Во рту у меня сразу стало сухо.
- До сих пор в армии служил. Вам об этом лучше знать.
Следователь откинулся на спинку стула и повысил голос:
- Да, мы лучше знаем. Мы знаем, что одно время он скрывался у вас на квартире, а теперь разбойничает вместе с партизанами.
Я почувствовал, что следователь свалил меня в гроб.
Может быть, господин Раздольный, вам неизвестно и то, что правление союза моряков - и вы в том числе - снабжало партизан оружием?

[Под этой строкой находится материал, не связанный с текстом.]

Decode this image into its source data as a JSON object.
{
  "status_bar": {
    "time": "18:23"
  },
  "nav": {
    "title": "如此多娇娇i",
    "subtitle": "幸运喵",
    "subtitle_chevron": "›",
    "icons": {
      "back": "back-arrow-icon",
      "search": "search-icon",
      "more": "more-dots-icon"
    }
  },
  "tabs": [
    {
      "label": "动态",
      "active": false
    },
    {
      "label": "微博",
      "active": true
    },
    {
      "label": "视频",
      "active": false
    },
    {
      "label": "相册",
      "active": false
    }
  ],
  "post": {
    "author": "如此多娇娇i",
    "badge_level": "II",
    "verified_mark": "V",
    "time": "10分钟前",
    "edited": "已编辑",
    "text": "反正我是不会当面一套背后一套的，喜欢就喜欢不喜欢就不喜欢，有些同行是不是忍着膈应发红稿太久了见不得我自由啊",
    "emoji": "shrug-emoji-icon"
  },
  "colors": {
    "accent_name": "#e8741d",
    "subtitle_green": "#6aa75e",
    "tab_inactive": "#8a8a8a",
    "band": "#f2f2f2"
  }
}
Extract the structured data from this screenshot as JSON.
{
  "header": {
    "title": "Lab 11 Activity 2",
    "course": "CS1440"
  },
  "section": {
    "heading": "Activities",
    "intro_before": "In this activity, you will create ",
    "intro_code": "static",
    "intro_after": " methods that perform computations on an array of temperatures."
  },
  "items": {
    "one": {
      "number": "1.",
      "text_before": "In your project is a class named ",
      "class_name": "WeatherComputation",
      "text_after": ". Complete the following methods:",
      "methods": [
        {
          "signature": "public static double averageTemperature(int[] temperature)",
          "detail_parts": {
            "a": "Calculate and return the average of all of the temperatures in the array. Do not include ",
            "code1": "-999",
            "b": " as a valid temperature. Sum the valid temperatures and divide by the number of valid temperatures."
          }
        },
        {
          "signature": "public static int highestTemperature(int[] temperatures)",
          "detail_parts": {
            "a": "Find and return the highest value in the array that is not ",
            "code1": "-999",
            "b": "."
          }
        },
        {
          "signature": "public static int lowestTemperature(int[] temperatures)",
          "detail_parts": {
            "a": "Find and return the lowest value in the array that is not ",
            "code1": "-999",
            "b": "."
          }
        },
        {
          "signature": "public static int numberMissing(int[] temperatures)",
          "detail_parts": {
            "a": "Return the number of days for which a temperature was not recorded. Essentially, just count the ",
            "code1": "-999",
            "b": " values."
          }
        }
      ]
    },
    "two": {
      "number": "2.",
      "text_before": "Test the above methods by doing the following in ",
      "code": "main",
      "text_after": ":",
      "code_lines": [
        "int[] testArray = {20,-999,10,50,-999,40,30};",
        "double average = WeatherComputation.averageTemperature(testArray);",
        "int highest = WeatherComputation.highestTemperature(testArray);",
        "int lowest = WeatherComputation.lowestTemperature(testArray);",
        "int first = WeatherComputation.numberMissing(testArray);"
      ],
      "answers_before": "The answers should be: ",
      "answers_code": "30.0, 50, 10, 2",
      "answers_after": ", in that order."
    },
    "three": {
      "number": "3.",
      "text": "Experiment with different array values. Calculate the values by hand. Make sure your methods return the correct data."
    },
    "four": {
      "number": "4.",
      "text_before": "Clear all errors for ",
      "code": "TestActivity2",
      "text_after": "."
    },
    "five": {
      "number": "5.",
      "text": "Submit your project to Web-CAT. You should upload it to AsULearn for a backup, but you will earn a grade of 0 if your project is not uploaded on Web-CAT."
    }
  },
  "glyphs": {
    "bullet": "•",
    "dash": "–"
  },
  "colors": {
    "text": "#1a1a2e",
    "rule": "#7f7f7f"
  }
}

Надо мною захлопнулась крышка, и нечем стало дышать.
Только и мог я ответить:
- Ничего не знаю.
Раздался новый звонок. Явились вооруженные люди. Штабс-капитан Аносьев, кивнув в мою сторону головой, спокойно приказал:
- Уберите его.
Опять я очутился в железной барже. Таскали и других на допросы. Целую неделю так продолжалось. А потом началась сортировка - кого на свободу, кого в тюрьму. На барже нас осталось всего пятнадцать человек. С этих пор в нашем мрачном трюме поселилась смерть. Люди перестали есть, быстро чернели, часто вскакивали по ночам. Безнадежно было, хоть вдребезги расшиби свою голову. Днем у выходного люка беспрерывно сторожили часовые, а на ночь, кроме того, он закладывался тяжелыми лючинами и запирался на замок. Что нам оставалось делать? Мы ждали-ждали, когда баржу возьмут на буксир и поведут в море. С поразительной ясностью представлялось, как на шею каждого из нас привяжут мешок с углем и начнут выбрасывать за борт. А родственникам сообщат, что арестованных выслали в Советскую Россию. Так, по крайней мере, поступали со всеми, кто попадал в трюм этой страшной баржи до нас. Об этом мы хорошо знали и заранее до дрожи ощущали на себе холод глубокой бездны.
Все съежились и притихли перед неизбежностью. Особенно мучительны были те моменты, когда к барже приближалось какое-нибудь паровое судно. Шум гребных винтов приводил нас в оцепенение. Сердце падало от страшной догадки: не за баржей ли пришли? Бледнели лица, безжизненно отвисали посиневшие губы. Некоторые, не мигая, смотрели пустыми глазами на люк. От страха с двумя началась рвота, как при морской болезни…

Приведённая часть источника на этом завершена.